ABC News broke news of the undercover investigation by the Department of Homeland Security (DHS) to send teams undercover to pose as passengers. TSA agents failed 67 out of 70 times to identify hidden weapons and explosives. In one instance, an agent was stopped when he set off an alarm, but the ensuing pat down failed to detect an explosive device taped to his back.
The DHS team designed the tests to be as difficult as possible because real terrorists push the limits and are innovative in their tactics. These tests were meant to expose vulnerabilities and position agents a step ahead of terrorists.
This is not the first time that the TSA failed to do its job, however. In 2013, DHS conducted a similar series of tests and an undercover agent managed to smuggle a fake hidden bomb has he passed through a metal detector at New Jersey’s Newark Liberty Airport.
In addition, undercover tests targeting checked baggage screening at airports exposed “vulnerabilities” throughout the system attributed to human error and tech failures, according to DHS. That was despite spending $540 million for checked baggage screening equipment and another $11 million for training since 2009.
Not surprisingly, the TSA has lots of reasons for this failure. Previous TSA leadership faulted DHS agents for designing hard tests to exploit known vulnerabilities. You read that right, the TSA blamed the tests for being hard:
In a 2013 hearing on Capitol Hill, then-TSA administrator John Pistole, described the Red Team as “super terrorists,” who know precisely which weaknesses to exploit.
“[Testers] know exactly what our protocols are.

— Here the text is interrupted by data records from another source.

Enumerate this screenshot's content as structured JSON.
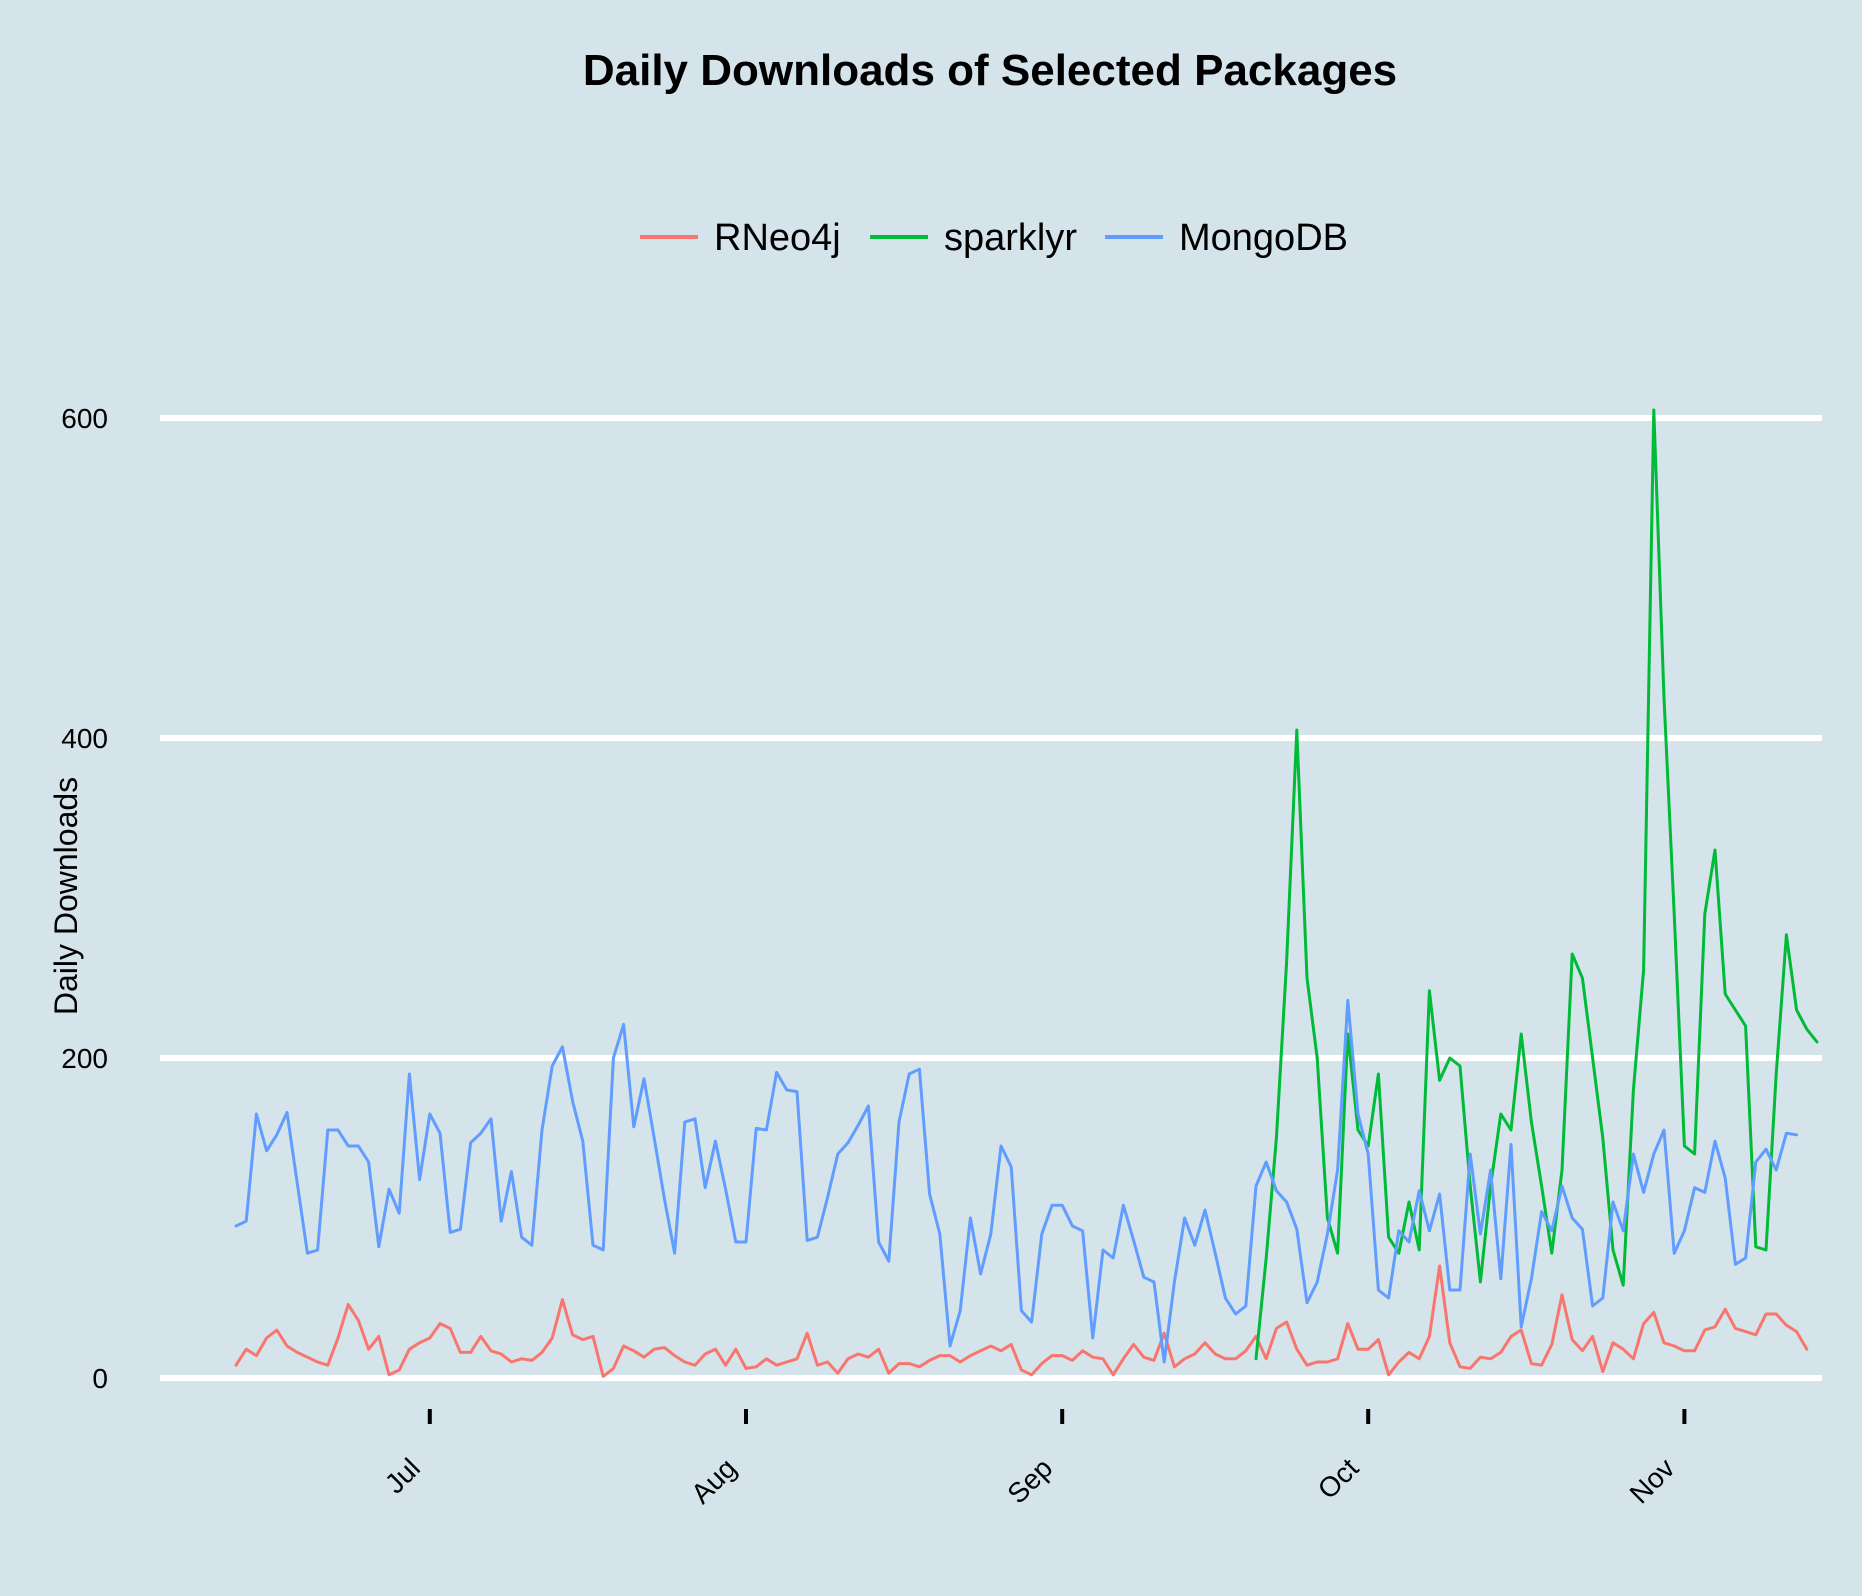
{
  "chart_data": {
    "type": "line",
    "title": "Daily Downloads of Selected  Packages",
    "xlabel": "",
    "ylabel": "Daily Downloads",
    "ylim": [
      0,
      600
    ],
    "yticks": [
      0,
      200,
      400,
      600
    ],
    "x_start_day": 0,
    "x_end_day": 156,
    "x_note": "x values are day indices; day 0 is about June 12",
    "xticks": [
      {
        "label": "Jul",
        "day": 19
      },
      {
        "label": "Aug",
        "day": 50
      },
      {
        "label": "Sep",
        "day": 81
      },
      {
        "label": "Oct",
        "day": 111
      },
      {
        "label": "Nov",
        "day": 142
      }
    ],
    "grid": true,
    "legend_position": "top",
    "series": [
      {
        "name": "RNeo4j",
        "color": "#f8766d",
        "x_start": 0,
        "values": [
          8,
          18,
          14,
          25,
          30,
          20,
          16,
          13,
          10,
          8,
          25,
          46,
          36,
          18,
          26,
          2,
          5,
          18,
          22,
          25,
          34,
          31,
          16,
          16,
          26,
          17,
          15,
          10,
          12,
          11,
          16,
          25,
          49,
          27,
          24,
          26,
          1,
          6,
          20,
          17,
          13,
          18,
          19,
          14,
          10,
          8,
          15,
          18,
          8,
          18,
          6,
          7,
          12,
          8,
          10,
          12,
          28,
          8,
          10,
          3,
          12,
          15,
          13,
          18,
          3,
          9,
          9,
          7,
          11,
          14,
          14,
          10,
          14,
          17,
          20,
          17,
          21,
          5,
          2,
          9,
          14,
          14,
          11,
          17,
          13,
          12,
          2,
          12,
          21,
          13,
          11,
          28,
          7,
          12,
          15,
          22,
          15,
          12,
          12,
          17,
          26,
          12,
          31,
          35,
          18,
          8,
          10,
          10,
          12,
          34,
          18,
          18,
          24,
          2,
          10,
          16,
          12,
          26,
          70,
          22,
          7,
          6,
          13,
          12,
          16,
          26,
          30,
          9,
          8,
          21,
          52,
          24,
          17,
          26,
          4,
          22,
          18,
          12,
          34,
          41,
          22,
          20,
          17,
          17,
          30,
          32,
          43,
          31,
          29,
          27,
          40,
          40,
          33,
          29,
          18
        ]
      },
      {
        "name": "sparklyr",
        "color": "#00ba38",
        "x_start": 100,
        "values": [
          12,
          75,
          150,
          260,
          405,
          250,
          200,
          100,
          78,
          215,
          155,
          145,
          190,
          88,
          78,
          110,
          80,
          242,
          186,
          200,
          195,
          120,
          60,
          120,
          165,
          155,
          215,
          160,
          120,
          78,
          130,
          265,
          250,
          200,
          150,
          80,
          58,
          180,
          255,
          605,
          425,
          290,
          145,
          140,
          290,
          330,
          240,
          230,
          220,
          82,
          80,
          190,
          277,
          230,
          218,
          210
        ]
      },
      {
        "name": "MongoDB",
        "color": "#619cff",
        "x_start": 0,
        "values": [
          95,
          98,
          165,
          142,
          152,
          166,
          122,
          78,
          80,
          155,
          155,
          145,
          145,
          135,
          82,
          118,
          103,
          190,
          124,
          165,
          153,
          91,
          93,
          147,
          153,
          162,
          98,
          129,
          88,
          83,
          155,
          195,
          207,
          173,
          148,
          83,
          80,
          200,
          221,
          157,
          187,
          150,
          112,
          78,
          160,
          162,
          119,
          148,
          118,
          85,
          85,
          156,
          155,
          191,
          180,
          179,
          86,
          88,
          113,
          140,
          147,
          158,
          170,
          85,
          73,
          160,
          190,
          193,
          115,
          90,
          20,
          42,
          100,
          65,
          90,
          145,
          132,
          42,
          35,
          90,
          108,
          108,
          95,
          92,
          25,
          80,
          75,
          108,
          86,
          63,
          60,
          10,
          60,
          100,
          83,
          105,
          78,
          50,
          40,
          45,
          120,
          135,
          117,
          110,
          93,
          47,
          60,
          90,
          130,
          236,
          165,
          140,
          55,
          50,
          92,
          85,
          117,
          92,
          115,
          55,
          55,
          140,
          90,
          130,
          62,
          146,
          32,
          62,
          104,
          92,
          120,
          100,
          93,
          45,
          50,
          110,
          92,
          140,
          116,
          140,
          155,
          78,
          92,
          119,
          116,
          148,
          125,
          71,
          75,
          135,
          143,
          130,
          153,
          152
        ]
      }
    ]
  }
}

They can create and devise and conceal items that … not even the best terrorists would be able to do,” Pistole told lawmakers at a House hearing.
Homeland Security Secretary Jeh Johnson announced new measures that were immediately instituted. The acting director of TSA has been reassigned (what’s wrong with fired?).
We’ve reported previously about the TSA’s head-slapping behaviors and embarrassing episodes. Just a couple of months ago we learned that a couple of agents were purposefully targeting attractive men for extra fondling – I mean patting down – in Denver Airport. Last year, another report found that TSA doesn’t know how often someone on the “no fly list” was allowed to fly after slipping through security undetected. There have also been security lapses such as a woman who boarded a plane in San Jose without a ticket and boarded a plane to the West Coast.
We have to ask, just when will the TSA get its act together?
But there is another, perhaps more important question, to ask: are the showy actions of the TSA agents who give us such a hard time in airports really the best-designed ways to keep terrorists out of the skies? As Charles Krauthammer observed last night on “Special Report:”
"Everybody understands that 95 percent of the TSA activity is a farce and a Kabuki theater," Krauthammer said. "That, I think, is worse than the failure rate. You'd expect a high failure rate."
"But everybody is participating in a charade for one reason: We want to show that we are politically correct. If you actually narrow it down to those people who are likely to be carrying an explosive, you would have an infinitely more effective system."
In other words, the system should be redesigned to focus on potential terrorists rather than grannies whose wheelchairs set off metal detectors. Then maybe the agents would catch the hidden explosives.
For the $7 billion budget we give this agency to protect us, just what are we getting for our money?